• More than 99.7% of DoD contracts are not protested.
  • More than 42% of the protests filed against DoD acquisitions are “effective.”
  • Protests filed at the GAO are closed on average in 41 days.

On December 21, 2017, following the completion of a nearly year-long research study mandated by section 885 of the FY 2017 National Defense Authorization Act (NDAA), the RAND National Defense Research Institute (RAND) released its final report analyzing the DoD bid protest landscape. (Note Pillsbury’s analysis of the most recent NDAA for FY 2018 can be found here.) As part of the study, RAND conducted both a qualitative and quantitative analysis, reviewing nine years of bid protest data and providing perspectives, trends and recommendations for improving the bid protest process.

Differing Perspectives

RAND’s qualitative analysis included both a literature review of published materials and discussions with relevant subject-matter experts from the U.S. government, industry, and the legal sector. Predictably, the RAND study found a vast disparity in how the government and industry viewed the bid protest process. The RAND report noted that DoD personnel expressed “general dissatisfaction” with the current bid protest system while private-sector representatives viewed bid protests as “a healthy component of a transparent acquisition process.”

The perception among DoD personnel was that contractors could unfairly impede timely awards with bid protests because: (1) contractors could file protests based on “weak” allegations, (2) contractors had too much time to protest, and (3) the protests themselves took too long to resolve.

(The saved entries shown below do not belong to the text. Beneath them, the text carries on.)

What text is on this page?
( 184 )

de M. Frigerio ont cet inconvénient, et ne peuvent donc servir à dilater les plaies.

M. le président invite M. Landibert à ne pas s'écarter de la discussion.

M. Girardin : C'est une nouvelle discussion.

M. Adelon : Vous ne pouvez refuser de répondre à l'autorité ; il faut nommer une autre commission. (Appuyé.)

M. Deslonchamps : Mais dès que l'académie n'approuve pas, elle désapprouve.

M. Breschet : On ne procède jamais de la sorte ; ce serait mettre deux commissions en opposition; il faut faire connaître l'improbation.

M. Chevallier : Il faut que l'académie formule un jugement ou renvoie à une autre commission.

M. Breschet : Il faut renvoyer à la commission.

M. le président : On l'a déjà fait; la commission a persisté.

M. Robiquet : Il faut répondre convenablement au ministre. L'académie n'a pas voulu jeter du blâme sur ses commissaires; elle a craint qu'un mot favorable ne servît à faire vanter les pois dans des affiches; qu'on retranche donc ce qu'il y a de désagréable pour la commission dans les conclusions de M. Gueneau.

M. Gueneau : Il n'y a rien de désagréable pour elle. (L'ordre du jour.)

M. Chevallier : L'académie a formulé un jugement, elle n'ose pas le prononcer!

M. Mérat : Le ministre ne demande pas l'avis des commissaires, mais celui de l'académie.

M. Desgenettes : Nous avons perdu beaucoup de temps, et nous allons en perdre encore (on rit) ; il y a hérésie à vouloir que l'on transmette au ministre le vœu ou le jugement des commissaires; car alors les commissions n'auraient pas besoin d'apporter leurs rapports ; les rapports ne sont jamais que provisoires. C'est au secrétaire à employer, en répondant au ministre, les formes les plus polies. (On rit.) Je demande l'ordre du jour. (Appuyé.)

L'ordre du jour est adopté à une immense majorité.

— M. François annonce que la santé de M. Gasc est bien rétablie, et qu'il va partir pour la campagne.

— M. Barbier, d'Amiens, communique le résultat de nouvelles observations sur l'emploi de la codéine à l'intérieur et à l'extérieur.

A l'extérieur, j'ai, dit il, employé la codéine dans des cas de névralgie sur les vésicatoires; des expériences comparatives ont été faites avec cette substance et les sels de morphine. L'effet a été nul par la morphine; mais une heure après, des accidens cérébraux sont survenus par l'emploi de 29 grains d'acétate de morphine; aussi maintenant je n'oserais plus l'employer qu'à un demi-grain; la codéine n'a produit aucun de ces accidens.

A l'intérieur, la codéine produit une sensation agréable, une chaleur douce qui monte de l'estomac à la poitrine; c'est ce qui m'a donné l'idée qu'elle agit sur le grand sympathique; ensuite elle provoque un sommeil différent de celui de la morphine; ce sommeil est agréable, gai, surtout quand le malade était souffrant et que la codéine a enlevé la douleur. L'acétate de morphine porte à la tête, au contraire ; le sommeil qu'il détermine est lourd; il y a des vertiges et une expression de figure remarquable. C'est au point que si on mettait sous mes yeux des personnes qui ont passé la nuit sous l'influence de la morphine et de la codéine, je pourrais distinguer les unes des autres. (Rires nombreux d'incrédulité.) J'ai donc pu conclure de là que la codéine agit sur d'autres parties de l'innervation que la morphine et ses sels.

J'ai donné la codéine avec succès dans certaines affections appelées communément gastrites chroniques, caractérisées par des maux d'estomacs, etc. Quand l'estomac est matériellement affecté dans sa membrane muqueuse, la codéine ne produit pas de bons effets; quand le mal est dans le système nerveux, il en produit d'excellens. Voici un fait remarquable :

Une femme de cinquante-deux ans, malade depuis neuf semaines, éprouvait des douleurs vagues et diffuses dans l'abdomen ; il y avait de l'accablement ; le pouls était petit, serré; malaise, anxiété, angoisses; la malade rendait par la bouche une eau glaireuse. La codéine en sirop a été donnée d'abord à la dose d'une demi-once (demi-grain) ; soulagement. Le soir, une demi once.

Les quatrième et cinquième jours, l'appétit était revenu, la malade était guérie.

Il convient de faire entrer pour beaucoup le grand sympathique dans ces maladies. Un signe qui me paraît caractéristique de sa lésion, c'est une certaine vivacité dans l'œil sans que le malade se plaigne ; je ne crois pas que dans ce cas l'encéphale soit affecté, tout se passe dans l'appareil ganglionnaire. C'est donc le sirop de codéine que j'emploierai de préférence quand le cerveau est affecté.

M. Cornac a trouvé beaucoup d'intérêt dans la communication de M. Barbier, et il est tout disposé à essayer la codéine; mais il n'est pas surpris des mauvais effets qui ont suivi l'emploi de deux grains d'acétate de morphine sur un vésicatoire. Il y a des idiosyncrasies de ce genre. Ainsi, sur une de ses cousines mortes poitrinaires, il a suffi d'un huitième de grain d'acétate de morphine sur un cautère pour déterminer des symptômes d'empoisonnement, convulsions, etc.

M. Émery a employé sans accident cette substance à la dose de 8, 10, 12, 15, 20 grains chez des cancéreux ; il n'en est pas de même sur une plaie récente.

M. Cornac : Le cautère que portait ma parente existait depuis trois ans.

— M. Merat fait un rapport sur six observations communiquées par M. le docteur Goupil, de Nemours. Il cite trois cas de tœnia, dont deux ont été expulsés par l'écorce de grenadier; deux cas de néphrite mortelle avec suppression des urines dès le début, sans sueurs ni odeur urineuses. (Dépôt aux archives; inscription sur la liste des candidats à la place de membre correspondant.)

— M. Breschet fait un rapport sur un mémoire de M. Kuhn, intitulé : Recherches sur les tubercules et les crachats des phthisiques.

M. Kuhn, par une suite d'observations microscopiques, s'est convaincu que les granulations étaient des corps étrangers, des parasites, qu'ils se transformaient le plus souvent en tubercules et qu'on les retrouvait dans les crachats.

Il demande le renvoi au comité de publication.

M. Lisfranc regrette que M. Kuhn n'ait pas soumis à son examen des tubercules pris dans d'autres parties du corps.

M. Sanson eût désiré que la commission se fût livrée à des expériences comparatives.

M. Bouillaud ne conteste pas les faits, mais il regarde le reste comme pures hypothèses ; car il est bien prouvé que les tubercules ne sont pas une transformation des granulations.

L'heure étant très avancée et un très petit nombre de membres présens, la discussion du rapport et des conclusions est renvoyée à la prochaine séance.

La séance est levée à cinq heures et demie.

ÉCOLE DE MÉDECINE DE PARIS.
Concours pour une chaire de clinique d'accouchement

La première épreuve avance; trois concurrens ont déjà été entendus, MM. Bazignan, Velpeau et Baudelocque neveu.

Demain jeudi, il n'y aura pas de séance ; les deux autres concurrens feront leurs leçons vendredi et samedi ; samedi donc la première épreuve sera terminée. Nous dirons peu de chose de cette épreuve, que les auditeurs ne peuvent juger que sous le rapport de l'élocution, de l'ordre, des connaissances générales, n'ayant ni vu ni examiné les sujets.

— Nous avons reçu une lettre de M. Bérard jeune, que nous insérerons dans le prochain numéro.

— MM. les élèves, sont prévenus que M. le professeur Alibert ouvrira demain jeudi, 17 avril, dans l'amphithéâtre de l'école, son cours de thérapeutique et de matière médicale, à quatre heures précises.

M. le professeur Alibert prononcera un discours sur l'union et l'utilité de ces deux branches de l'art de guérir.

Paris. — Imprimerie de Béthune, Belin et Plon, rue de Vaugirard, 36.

In contrast, industry representatives argued that protests served to “hold the government accountable” and shed light on the award decision. Industry stakeholders interviewed for the RAND study noted that the poor quality of debriefings, characterized as “skimpy,” “adversarial” and “evasive,” contributed to an increased likelihood of protest.

Interesting Findings

The RAND study’s quantitative analysis compiled procurement and bid protest data from the Government Accountability Office (GAO), U.S. Court of Federal Claims (COFC), Congressional Research Service, and Federal Procurement Data System, highlighting insights and tends. Although the data showed an increase in DoD protests over time, the overall percentage of DoD contracts protested was less than 0.3 percent, a figure leading RAND to conclude that bid protests are “exceedingly uncommon” for DoD procurements. The RAND study noted that among the various ranges of contract values identified by the GAO, the most protests were filed for acquisitions valued between $100,000 and $5 million, although the percentage of protests per procurement increase at higher contract values.

Further, despite the increase in protests in the analyzed years between FY 2008 and FY 2016, the RAND study found that the effectiveness rate of GAO bid protests, i.e. the number of protest actions that were either sustained or resulted in corrective action relative to all protest actions (excluding requests for reconsideration) had remained steady, hovering around 42%. This stability of the bid protest effectiveness rate led RAND to conclude that “firms are not likely to protest without merit.”

Another interesting finding in the RAND study was the high number of small business protests. More than half of protest actions at both the GAO and COFC were brought by small business protesters. Although small business protests were more common, they were also less likely to be effective and more likely to be dismissed for legal insufficiency.

The RAND study also found:

  • Almost 27% of the GAO protests were pre-award protests.
  • 70% of incumbents’ protests for task orders are effective.
  • DoD overrides less than 2% of the acquisitions that are stayed by a GAO protest.
  • In nine years of GAO protests, only one request for reconsideration was granted.

Recommendations from the RAND Study

The key recommendations from the RAND study are:

  • Increase the quality of post-award debriefings.
  • Use caution in considering reductions to the GAO’s decision deadline that is already tight.
  • Use caution in considering further restrictions to task-order bid protests, because these protests have been found effective.
  • Implement an expedited process for adjudicating what are essentially “small claims”—protests of procurement contracts less than $100k.
  • Improve the protest process for small business, possibly by requiring legal counsel.
  • Collect additional data to inform future bid protest process “reforms.”

Conclusion

The recommendations from the RAND study, while limited, are sound. An increase in the quality of debriefings would almost certainly decrease the number of bid protests that are already “exceedingly uncommon.” Further, limiting the GAO’s decision timeline would be impracticable, based upon the tight constraints already placed on the system. Indeed, the tight 10-calendar day deadline for filing bid protests and insufficient quality of debriefings are probably key contributors to the government’s perception of contractors filing “weak” allegations.

Similarly, further limitations for task order protests that have an overall higher rate of effectiveness would make little sense. Substantial dollar amounts are awarded via these task orders, and the protest process provides a critical oversight function that is necessary to enhance transparency and confidence in the federal acquisition system. While an expedited system for protesting low-dollar value procurements seems logical, it remains to be seen how such process could be effectively implemented.

Further consideration regarding how to improve the protest process for small businesses without counsel is warranted, including providing information regarding the jurisdictional rules for filing a protest. Finally, the procuring agencies should collect additional data on protest actions to inform future protest process initiatives, so that such reforms are based upon data, rather than potentially misguided anecdotes.